Sketch-Face-Book

As I’ve alluded to before, whenever I’m out and about, I usually have a messenger bag slung across my back with a hardback, A4, usually Daler Rowney sketchbook in it. Depending on who I’m talking to, it’s either called ‘The Travelling Sketchbook’ or ‘The Pub Sketchbook’, since if I ever find myself out and about at a lose end without a comic script to thumbnail up, I’ll open it up and draw whoever’s around me – and if there’s no people about – then whatever’s around me.

It’s all down to a fellow called Ron Tiner, a veteran illustrator who I was lucky enough to be tutored by at the comic-drawing-college-for-cool-kids ‘Sequential Illustration‘ course at Swindon College, at that point the only course of its time in the country. Apart from being One Of Us, Ron’s also responsible for one of the best figure-drawing books around, ‘Figure Drawing Without a Model‘, and also its follow-up, ‘Drawing From Your Imagination‘.
One thing you might not know is that when Dave McKean was working on the art for the famous Arkham Asylum Graphic Novel, he used Ron as the visual model for the character of Amadeus Arkham, the founder of a sanatarium who ends up going insane himself.

Anyway, I owe Ron a lot for shoving me as hard as possible down the pathway to becoming a ‘professional’, and if everything he taught could be rudely boiled down to just one sentence, it would be, “Draw from Life.”
An artist uses – and trades on – their visual memory, and if there’s nothing in it apart from a few stylistic ticks, then you’re buggered. You won’t be drawing anything worthwhile or telling any good stories with that. Drawing human figures and faces is one of the hardest things you can do, not only to comprehend what you need to do yourself as the artist, but your work must also to pass the test of being viewed by other people – human beings – whose human empathy towards other humans needs to be triggered by your scribbles.

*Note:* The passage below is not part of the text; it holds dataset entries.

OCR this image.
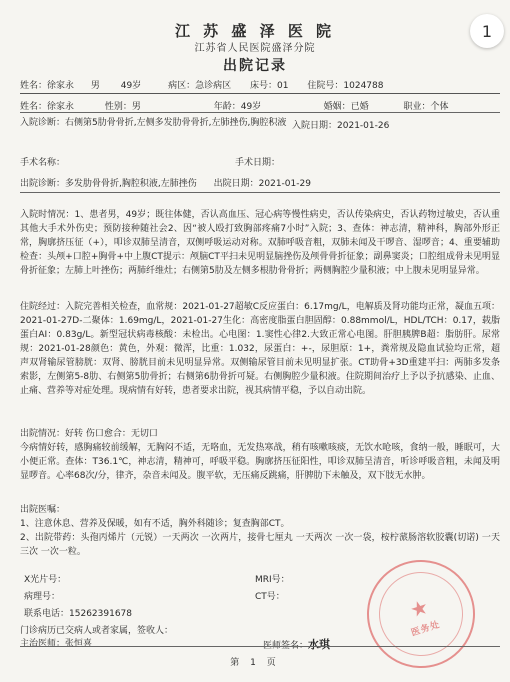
1
江 苏 盛 泽 医 院
江苏省人民医院盛泽分院
出院记录
姓名：徐家永 男 49岁	病区：急诊病区 床号：01 住院号：1024788
姓名：徐家永	性别：男	年龄：49岁	婚姻：已婚	职业：个体
入院诊断：右侧第5肋骨骨折,左侧多发肋骨骨折,左肺挫伤,胸腔积液 入院日期：2021-01-26
手术名称：	手术日期：
出院诊断：多发肋骨骨折,胸腔积液,左肺挫伤 出院日期：2021-01-29
入院时情况：1、患者男，49岁；既往体健，否认高血压、冠心病等慢性病史，否认传染病史，否认药物过敏史，否认重其他大手术外伤史；预防接种随社会2、因“被人殴打致胸部疼痛7小时”入院；3、查体：神志清，精神科，胸部外形正常，胸廓挤压征（+），叩诊双肺呈清音，双侧呼吸运动对称。双肺呼吸音粗，双肺未闻及干啰音、湿啰音；4、重要辅助检查：头颅+口腔+胸骨+中上腹CT提示：颅脑CT平扫未见明显脑挫伤及颅骨骨折征象；副鼻窦炎；口腔组成骨未见明显骨折征象；左肺上叶挫伤；两肺纤维灶；右侧第5肋及左侧多根肋骨骨折；两侧胸腔少量积液；中上腹未见明显异常。
住院经过：入院完善相关检查，血常规：2021-01-27超敏C反应蛋白：6.17mg/L，电解质及肾功能均正常，凝血五项：2021-01-27D-二聚体：1.69mg/L，2021-01-27生化：高密度脂蛋白胆固醇：0.88mmol/L，HDL/TCH：0.17，载脂蛋白AI：0.83g/L。新型冠状病毒核酸：未检出。心电图：1.窦性心律2.大致正常心电图。肝胆胰脾B超：脂肪肝。尿常规：2021-01-28颜色：黄色，外观：微浑，比重：1.032，尿蛋白：+-，尿胆原：1+，粪常规及隐血试验均正常，超声双肾输尿管膀胱：双肾、膀胱目前未见明显异常。双侧输尿管目前未见明显扩张。CT助骨+3D重建平扫：两肺多发条索影，左侧第5-8肋、右侧第5肋骨折；右侧第6肋骨折可疑。右侧胸腔少量积液。住院期间治疗上予以予抗感染、止血、止痛、营养等对症处理。现病情有好转，患者要求出院，视其病情平稳，予以自动出院。
出院情况：好转 伤口愈合：无切口
今病情好转，感胸痛较前缓解，无胸闷不适，无咯血，无发热寒战，稍有咳嗽咳痰，无饮水呛咳，食纳一般，睡眠可，大小便正常。查体：T36.1℃，神志清，精神可，呼吸平稳。胸廓挤压征阳性，叩诊双肺呈清音，听诊呼吸音粗，未闻及明显啰音。心率68次/分，律齐，杂音未闻及。腹平软，无压痛反跳痛，肝脾肋下未触及，双下肢无水肿。
出院医嘱：
1、注意休息、营养及保暖，如有不适，胸外科随诊；复查胸部CT。
2、出院带药：头孢丙烯片（元锐）一天两次 一次两片，接骨七厘丸 一天两次 一次一袋，桉柠蒎肠溶软胶囊(切诺) 一天三次 一次一粒。
X光片号：	MRI号：
病理号：	CT号：
联系电话：15262391678
门诊病历已交病人或者家属，签收人：
★
医务处
主治医师：张恒喜	医师签名：水琪
第 1 页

So yes, there you are sitting in the pub, waiting for some of your friends to turn up, you’re at a bit of a loose end, so it’s time to top up the visual memory. So off you go.

Since Facebook‘s still with us, I thought I’d try and use it as a force for good(hah!), scan these sketchbook pages and put them up with the people in them ‘tagged’ (as the young people of today say) to serve as an alternative to all the cameraphone shots.